Deploy Special Operations Units
Navy Adm. William H. McRaven, the Special Operations Command commander, has discussed in public his dream of a network of special operations forces from various nations, ready to work together in an emergency. If Russia moves deeper into the Ukraine, could this network be activated?
The Ukrainian Special Forces took part in U.S. and European Special Forces exercises in 2010 and 2011, but then stopped coming. Other former Soviet states—Poland, Romania, Hungary—still attended. These exercises, called Jackal Stone, were meant to create bonds and partnerships between spec ops professionals so they can better coordinate during future operations. But the scenarios they practiced were against imaginary insurgents, so would they be of any use in a fight with Russia?

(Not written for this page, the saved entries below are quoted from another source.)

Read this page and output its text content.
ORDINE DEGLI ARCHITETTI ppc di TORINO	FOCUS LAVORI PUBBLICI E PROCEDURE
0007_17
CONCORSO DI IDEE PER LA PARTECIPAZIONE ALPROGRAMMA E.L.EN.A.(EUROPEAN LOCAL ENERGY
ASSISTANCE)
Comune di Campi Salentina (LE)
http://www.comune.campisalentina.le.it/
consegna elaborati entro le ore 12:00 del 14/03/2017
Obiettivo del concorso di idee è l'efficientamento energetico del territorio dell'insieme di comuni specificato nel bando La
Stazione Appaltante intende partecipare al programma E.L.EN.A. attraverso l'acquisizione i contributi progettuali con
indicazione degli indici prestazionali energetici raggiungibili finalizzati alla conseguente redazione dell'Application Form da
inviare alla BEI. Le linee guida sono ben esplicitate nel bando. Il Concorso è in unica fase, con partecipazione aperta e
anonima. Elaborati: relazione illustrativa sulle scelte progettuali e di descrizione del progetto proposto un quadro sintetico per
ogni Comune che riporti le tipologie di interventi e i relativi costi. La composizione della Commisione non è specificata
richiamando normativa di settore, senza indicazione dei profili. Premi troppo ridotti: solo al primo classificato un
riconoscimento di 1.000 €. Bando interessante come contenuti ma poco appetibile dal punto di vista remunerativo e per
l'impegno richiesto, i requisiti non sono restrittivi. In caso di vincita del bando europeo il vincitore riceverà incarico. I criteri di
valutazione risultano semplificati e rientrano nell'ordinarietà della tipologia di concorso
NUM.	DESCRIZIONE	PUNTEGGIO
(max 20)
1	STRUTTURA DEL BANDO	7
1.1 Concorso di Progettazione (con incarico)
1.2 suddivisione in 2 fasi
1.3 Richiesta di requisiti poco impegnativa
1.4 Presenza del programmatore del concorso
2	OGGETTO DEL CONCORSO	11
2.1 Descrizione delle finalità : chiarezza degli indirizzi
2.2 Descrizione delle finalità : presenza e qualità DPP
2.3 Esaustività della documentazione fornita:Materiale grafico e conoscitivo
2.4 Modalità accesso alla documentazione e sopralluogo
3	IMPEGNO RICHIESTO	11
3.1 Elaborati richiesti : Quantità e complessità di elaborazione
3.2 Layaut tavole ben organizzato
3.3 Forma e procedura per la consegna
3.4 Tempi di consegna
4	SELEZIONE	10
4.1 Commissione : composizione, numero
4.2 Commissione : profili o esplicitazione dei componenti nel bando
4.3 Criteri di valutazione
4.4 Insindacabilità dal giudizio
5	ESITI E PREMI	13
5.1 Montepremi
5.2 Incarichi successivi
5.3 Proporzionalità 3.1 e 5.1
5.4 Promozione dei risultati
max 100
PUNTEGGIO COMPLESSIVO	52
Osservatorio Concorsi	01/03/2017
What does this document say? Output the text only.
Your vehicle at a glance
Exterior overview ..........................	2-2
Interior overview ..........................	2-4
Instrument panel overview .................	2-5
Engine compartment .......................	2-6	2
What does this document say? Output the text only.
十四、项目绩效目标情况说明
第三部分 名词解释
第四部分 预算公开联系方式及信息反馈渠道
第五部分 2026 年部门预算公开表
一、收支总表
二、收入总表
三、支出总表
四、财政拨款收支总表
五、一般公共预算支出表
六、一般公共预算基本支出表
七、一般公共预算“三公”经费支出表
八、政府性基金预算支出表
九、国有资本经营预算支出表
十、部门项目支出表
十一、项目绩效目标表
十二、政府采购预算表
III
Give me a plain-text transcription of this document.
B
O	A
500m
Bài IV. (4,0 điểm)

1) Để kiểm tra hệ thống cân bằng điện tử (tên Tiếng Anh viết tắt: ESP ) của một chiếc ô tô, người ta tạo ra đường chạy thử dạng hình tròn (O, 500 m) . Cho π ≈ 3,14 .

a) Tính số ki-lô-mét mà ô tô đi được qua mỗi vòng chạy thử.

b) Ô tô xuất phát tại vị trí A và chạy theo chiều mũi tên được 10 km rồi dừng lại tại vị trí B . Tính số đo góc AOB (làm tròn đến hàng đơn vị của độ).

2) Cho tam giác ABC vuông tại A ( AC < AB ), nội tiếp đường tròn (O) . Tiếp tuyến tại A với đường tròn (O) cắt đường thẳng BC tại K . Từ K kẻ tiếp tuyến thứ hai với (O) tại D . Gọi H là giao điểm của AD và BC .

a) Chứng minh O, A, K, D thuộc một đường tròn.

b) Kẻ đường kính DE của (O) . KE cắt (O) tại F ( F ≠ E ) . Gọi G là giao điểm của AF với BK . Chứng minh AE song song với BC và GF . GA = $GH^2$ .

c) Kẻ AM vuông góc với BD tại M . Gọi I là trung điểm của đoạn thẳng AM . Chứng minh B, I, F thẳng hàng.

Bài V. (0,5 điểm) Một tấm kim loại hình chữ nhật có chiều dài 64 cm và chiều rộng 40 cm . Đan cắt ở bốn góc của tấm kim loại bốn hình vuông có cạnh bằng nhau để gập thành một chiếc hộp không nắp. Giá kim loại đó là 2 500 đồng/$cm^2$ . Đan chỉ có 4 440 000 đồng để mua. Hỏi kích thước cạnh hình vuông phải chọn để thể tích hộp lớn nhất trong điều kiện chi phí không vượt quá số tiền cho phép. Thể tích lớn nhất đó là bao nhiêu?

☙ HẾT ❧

In 2012, Popular Mechanics attended live-fire training with a Special Operations A-Team preparing to deploy to Afghanistan. "We are trained to be guerrillas," a SpecOps major told us then. "Who'd be better at being counter-guerrillas?" It was a vivid reminder that these units are trained to be placed behind enemy lines to harass foes. The Pentagon calls them force multipliers for a reason. "Every guy [in his 12-man team] is expected to lead one company-size element, up to 100 guys," the major said. "I'm supposed to lead a battalion, or 600 guys."
Imagine several A teams, from Turkey, Poland, or the United States, placed in the eastern Ukraine to harass the advancing Russians with sabotage, mines, or sniper attacks. Or imagine a team organizing the Tartars in the Crimea to do the same, attacking and then retreating into the mountains and hills. The key to containment here is for the American teams to not get caught in the act. They'd have to resist the urge to take too many risks, while at the same time demonstrate battlefield leadership. Even if they were caught, its unlikely that this would spark a wider war. A diplomatic and media crisis, yes, but a shooting war, no.
Cyber warfare is more than a 21st century catchphrase. In recent Senate testimony, Vice Adm. Michael Rogers,a nominee to run the National Security Agency, said that the United States is spending billions of dollars to develop an offensive military capability with cyberweapons. Cyberwar is already being waged against the Ukrainian government, he said, without going into specifics. "Clearly, cyber will be an element of almost any crisis we're going to see in the future," he told the senators.
Inserting malware into Russian military systems could disable air defense radar, disrupt communications, and tap into video from unmanned aircraft. And the Pentagon certainly think it could work. In March, Gen. Keith Alexander told Congress that "When authorized to deliver offensive cyber effects, our technological and operational superiority delivers unparalleled effects against our adversaries' systems."
The best part about these kinds of cyberattacks is that it is hard to prove who launched them. This is the part that often vexes the United States, which is frequently the victim of cyberwarfare. As the potential attacker, the U.S. would benefit. Such plausible deniability could help keep the United States from being sucked into the conflict, while still doing something to shape its outcome.